This was the time when Western modernity had already entered the stage of crisis...
This was the time when Western modernity had already entered the stage of crisis, and when many Western thinkers had begun to realize the dimension of this crisis and impasse. (See Introduction to the Deconstruction of the Secular Discourse , 4 vols., Cairo, December 1997). The bearers of the new Islamic discourse realized, from the very beginning, the darker aspects of Western modernity.
It had embroiled the entire world in two Western wars, called “world wars” because the whole world was dragged into the arena of conflict. In the time of “peace,” the world was caught in a frenzied arms race. The centralized nation-state, growing stronger and more authoritarian, expanded and reached the most private aspects of man’s life, and, through its sophisticated security and educational apparati , tried to “guide” its citizens!
The media, another by-product of Western modernity, extensively invaded the private lives of citizens, accelerating the process of standardization and escalating the consumerist fever. In the meantime, the pleasure sector became so powerful as to control people’s dreams, selling them erotic utopias and outright pornography. The family as a social institution could not sustain the pressures and therefore divorce rates rocketed, reaching levels rarely witnessed before.
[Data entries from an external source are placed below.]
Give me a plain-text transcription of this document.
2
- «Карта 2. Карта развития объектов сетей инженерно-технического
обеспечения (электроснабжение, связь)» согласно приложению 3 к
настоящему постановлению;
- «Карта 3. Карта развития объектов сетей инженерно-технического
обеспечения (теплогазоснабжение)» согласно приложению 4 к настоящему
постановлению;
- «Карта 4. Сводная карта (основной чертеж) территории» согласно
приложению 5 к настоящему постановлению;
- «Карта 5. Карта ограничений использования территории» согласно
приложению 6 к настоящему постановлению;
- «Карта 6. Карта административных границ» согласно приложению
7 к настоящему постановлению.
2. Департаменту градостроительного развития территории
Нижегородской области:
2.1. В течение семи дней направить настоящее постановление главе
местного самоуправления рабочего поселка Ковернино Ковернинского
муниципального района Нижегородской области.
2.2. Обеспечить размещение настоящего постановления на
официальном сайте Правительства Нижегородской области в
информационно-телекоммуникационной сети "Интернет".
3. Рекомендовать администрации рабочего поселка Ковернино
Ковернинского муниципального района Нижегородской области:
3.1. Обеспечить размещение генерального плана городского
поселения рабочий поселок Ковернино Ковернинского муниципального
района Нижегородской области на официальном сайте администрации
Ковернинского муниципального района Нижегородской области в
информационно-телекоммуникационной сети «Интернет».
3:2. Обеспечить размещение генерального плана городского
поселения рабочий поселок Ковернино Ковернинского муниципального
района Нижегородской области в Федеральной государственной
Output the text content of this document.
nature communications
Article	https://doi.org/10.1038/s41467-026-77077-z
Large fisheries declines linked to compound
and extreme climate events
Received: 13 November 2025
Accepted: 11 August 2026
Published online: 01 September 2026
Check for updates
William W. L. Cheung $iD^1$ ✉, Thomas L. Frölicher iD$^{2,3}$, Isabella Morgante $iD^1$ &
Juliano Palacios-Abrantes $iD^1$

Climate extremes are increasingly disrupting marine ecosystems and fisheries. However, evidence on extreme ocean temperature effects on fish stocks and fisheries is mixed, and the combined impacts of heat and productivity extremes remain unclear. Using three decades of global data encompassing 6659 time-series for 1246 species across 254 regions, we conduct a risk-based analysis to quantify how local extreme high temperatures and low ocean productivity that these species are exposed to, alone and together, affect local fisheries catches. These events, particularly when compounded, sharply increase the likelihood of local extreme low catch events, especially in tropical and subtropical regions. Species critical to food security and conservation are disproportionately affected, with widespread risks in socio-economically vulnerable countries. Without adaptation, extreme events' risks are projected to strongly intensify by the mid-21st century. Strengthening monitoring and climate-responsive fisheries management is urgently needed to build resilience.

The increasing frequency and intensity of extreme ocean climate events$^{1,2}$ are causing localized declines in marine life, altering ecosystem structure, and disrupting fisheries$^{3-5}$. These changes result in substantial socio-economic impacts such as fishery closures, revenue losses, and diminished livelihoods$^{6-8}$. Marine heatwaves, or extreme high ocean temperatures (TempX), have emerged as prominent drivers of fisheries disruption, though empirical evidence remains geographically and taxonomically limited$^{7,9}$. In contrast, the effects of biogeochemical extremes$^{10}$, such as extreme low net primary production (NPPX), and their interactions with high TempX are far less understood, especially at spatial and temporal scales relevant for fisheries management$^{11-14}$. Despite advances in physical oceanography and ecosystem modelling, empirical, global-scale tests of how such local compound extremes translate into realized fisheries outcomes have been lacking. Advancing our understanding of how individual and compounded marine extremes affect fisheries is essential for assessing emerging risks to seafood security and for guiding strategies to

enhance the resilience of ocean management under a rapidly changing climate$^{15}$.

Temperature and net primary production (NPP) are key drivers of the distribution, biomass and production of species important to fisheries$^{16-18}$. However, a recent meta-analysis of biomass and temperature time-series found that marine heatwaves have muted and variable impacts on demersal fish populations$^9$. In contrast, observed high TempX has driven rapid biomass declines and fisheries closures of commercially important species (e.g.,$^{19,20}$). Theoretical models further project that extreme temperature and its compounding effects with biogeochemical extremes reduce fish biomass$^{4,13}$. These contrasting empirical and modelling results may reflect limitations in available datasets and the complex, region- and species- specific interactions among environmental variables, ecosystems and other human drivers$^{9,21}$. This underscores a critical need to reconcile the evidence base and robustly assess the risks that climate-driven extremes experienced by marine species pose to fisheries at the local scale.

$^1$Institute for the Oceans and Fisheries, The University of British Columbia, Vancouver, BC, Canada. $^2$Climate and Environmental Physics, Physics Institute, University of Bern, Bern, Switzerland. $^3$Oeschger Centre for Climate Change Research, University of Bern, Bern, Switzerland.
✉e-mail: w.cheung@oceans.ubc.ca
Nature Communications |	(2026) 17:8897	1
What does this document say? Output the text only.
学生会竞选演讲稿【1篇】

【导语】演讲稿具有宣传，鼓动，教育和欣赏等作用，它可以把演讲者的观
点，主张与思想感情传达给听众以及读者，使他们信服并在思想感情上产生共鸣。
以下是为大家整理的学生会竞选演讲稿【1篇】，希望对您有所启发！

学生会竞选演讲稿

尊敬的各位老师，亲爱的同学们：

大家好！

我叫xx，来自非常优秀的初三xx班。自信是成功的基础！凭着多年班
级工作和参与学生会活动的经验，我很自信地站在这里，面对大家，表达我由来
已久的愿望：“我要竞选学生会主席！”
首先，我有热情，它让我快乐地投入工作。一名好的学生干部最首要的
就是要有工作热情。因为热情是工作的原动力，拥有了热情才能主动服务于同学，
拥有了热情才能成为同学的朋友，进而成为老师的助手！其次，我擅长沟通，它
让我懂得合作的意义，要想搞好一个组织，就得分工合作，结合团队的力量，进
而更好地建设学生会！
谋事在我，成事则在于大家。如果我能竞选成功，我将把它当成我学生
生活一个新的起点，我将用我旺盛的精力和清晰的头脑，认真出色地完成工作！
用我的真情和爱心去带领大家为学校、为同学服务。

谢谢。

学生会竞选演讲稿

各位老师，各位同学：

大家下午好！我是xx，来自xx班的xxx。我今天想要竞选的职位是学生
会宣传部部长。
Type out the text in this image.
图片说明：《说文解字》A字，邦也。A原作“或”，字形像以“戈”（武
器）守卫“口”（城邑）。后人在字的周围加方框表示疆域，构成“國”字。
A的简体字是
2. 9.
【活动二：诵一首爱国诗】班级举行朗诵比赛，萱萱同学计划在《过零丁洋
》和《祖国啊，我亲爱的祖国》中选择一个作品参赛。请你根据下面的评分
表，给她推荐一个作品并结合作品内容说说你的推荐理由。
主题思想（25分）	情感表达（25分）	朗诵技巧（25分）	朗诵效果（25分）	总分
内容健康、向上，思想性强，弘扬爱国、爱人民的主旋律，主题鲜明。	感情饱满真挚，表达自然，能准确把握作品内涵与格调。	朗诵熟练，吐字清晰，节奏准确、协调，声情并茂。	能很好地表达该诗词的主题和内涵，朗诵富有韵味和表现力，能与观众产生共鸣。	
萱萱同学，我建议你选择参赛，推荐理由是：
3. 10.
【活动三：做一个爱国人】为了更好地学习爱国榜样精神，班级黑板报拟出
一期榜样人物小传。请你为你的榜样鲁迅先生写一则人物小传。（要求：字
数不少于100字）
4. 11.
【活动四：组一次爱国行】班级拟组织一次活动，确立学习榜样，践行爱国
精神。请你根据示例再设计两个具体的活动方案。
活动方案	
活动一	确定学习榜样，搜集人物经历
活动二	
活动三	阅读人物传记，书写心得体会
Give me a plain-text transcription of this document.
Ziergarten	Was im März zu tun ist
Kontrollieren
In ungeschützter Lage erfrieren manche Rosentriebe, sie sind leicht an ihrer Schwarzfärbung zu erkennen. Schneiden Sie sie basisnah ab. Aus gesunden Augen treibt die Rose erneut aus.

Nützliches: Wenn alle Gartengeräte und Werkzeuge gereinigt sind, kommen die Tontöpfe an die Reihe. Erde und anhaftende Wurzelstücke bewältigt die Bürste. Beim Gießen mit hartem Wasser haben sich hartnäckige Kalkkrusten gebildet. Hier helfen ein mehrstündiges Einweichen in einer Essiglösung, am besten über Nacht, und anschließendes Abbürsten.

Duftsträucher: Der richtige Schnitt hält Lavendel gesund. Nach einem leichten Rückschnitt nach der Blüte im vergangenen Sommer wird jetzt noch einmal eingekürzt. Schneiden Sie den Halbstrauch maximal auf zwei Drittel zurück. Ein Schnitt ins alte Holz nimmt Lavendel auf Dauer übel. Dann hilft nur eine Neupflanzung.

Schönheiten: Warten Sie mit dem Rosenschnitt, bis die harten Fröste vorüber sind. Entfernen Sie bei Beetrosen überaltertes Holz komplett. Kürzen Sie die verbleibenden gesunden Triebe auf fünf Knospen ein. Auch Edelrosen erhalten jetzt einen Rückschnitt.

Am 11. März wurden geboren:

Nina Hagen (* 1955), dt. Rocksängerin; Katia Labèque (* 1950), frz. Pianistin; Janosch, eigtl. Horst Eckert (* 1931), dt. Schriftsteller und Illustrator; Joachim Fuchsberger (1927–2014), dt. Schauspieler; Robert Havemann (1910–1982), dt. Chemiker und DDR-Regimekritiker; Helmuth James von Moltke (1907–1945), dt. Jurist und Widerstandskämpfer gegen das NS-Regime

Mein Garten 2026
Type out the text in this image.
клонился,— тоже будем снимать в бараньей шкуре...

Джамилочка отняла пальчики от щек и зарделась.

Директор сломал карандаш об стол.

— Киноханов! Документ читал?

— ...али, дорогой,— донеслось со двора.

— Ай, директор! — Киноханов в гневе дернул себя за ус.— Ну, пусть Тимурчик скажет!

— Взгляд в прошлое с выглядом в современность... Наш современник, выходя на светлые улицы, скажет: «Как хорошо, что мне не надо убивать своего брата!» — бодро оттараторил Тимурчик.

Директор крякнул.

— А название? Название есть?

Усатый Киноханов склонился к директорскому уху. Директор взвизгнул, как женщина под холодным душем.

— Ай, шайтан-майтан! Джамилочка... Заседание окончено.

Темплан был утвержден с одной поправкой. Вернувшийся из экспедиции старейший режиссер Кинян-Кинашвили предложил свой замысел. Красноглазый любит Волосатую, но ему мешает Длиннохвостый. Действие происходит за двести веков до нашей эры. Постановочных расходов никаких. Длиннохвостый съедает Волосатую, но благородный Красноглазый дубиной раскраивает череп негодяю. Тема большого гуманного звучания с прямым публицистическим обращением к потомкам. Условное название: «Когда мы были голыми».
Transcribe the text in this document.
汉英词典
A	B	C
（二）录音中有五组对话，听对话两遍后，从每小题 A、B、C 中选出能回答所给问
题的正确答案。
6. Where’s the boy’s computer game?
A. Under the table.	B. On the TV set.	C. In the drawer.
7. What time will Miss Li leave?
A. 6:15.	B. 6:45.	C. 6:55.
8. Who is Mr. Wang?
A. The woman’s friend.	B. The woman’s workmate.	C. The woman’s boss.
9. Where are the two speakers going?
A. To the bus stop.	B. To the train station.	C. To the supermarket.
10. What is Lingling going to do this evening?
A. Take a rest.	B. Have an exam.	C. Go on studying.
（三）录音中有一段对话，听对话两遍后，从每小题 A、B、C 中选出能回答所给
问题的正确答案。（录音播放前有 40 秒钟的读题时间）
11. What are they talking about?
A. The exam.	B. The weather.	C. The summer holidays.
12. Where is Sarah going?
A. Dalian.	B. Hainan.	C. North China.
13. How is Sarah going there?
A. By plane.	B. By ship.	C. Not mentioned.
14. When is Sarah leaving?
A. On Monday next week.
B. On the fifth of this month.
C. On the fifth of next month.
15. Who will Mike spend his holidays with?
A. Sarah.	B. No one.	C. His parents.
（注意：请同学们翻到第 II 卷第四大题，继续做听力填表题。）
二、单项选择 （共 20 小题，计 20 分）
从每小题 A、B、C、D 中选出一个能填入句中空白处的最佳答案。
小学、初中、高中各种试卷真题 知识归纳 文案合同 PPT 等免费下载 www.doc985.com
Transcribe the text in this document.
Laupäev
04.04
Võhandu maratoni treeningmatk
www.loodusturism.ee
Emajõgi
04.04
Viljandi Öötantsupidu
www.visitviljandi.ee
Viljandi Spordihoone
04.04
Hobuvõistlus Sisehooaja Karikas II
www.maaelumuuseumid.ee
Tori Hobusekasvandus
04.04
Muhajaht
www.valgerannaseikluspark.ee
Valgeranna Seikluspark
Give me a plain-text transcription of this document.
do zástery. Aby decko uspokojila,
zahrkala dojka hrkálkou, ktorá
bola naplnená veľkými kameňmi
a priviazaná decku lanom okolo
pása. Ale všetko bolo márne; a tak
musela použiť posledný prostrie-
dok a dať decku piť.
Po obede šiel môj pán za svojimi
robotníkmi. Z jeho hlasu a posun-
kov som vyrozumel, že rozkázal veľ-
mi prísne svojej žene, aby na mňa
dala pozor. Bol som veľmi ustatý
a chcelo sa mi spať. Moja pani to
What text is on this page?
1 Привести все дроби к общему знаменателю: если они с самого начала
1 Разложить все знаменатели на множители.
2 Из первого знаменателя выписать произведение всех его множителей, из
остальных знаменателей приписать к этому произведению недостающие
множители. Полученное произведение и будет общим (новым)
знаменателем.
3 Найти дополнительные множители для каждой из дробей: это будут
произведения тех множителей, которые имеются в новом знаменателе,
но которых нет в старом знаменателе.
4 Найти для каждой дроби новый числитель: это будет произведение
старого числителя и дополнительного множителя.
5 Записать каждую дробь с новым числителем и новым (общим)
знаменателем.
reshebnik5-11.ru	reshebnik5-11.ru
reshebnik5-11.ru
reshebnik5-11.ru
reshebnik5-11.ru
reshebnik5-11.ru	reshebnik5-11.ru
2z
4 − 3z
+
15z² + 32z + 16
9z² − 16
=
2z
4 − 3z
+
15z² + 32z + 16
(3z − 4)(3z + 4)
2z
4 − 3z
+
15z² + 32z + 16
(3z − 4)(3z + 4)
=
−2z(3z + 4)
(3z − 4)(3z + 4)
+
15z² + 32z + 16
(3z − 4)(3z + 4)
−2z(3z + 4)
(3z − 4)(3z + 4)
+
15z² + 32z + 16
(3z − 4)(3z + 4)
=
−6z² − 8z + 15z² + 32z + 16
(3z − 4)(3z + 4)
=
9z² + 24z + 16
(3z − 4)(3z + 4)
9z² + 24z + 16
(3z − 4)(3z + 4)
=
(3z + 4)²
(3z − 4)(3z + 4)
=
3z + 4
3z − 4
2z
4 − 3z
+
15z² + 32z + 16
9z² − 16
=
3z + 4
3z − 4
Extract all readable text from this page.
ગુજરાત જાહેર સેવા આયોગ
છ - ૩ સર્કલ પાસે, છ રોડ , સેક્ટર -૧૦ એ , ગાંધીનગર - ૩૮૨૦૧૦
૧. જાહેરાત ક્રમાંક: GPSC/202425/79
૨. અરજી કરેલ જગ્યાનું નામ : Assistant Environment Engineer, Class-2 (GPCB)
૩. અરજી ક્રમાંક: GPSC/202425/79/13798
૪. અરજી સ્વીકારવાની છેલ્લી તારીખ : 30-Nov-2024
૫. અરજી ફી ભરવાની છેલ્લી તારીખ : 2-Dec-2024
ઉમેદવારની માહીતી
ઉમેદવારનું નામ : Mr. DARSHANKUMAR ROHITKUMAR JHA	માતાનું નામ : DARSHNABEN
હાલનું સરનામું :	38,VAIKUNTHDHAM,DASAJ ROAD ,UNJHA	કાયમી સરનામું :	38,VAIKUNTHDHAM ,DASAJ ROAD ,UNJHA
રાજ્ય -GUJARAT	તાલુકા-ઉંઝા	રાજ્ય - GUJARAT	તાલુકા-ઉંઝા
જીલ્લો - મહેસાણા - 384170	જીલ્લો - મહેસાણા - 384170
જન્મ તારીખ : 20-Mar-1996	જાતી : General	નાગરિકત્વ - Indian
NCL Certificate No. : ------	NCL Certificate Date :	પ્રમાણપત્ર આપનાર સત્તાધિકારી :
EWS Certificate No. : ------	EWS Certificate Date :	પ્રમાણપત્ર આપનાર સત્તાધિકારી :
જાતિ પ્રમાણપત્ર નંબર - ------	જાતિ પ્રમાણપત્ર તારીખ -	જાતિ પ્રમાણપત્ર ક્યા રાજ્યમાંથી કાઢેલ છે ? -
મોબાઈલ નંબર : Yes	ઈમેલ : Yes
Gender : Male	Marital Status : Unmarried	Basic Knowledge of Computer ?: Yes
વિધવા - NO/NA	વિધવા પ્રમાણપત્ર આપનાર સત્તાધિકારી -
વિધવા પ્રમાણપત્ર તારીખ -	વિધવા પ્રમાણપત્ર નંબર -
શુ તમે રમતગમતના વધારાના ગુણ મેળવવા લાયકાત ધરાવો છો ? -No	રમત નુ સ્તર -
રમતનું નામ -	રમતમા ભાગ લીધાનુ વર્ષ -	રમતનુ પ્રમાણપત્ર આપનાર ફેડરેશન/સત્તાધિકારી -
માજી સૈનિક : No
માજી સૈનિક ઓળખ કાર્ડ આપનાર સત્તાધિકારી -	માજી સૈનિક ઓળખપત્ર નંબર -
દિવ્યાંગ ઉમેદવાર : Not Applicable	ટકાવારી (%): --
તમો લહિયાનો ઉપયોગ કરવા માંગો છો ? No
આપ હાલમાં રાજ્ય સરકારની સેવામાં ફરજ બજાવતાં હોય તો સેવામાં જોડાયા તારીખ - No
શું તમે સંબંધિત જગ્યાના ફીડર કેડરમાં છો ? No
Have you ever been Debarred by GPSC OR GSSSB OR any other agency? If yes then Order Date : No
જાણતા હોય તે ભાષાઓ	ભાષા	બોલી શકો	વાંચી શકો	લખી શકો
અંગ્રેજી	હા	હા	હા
The crisis of meaning, the epistemological crisis, anomie, alienation, and reification became more pronounced. While the liberal capitalist project ceased to be the smashing success story it used to be, the socialist experiment collapsed and lost any vestige of credibility. Anti-humanist intellectual trends such as Fascism, Nazism, Zionism, and Structuralism emerged and reached a climax in post-modernist thought.
By the mid-1960s, the critical Western discourse on modernity had crystallized and the works of the Frankfurt School thinkers had become widely available and popular. Many studies, critical of the age of the Enlightenment, were published.
Writing about the standardization that resulted from Western modernity and about its one-dimensional man, Herbert Marcuse sought to demonstrate the existence of a structural defect that lies at the very heart of modern Western civilization in its totality, a defect that goes beyond the traditional division of this civilization into a socialist and a capitalist camp.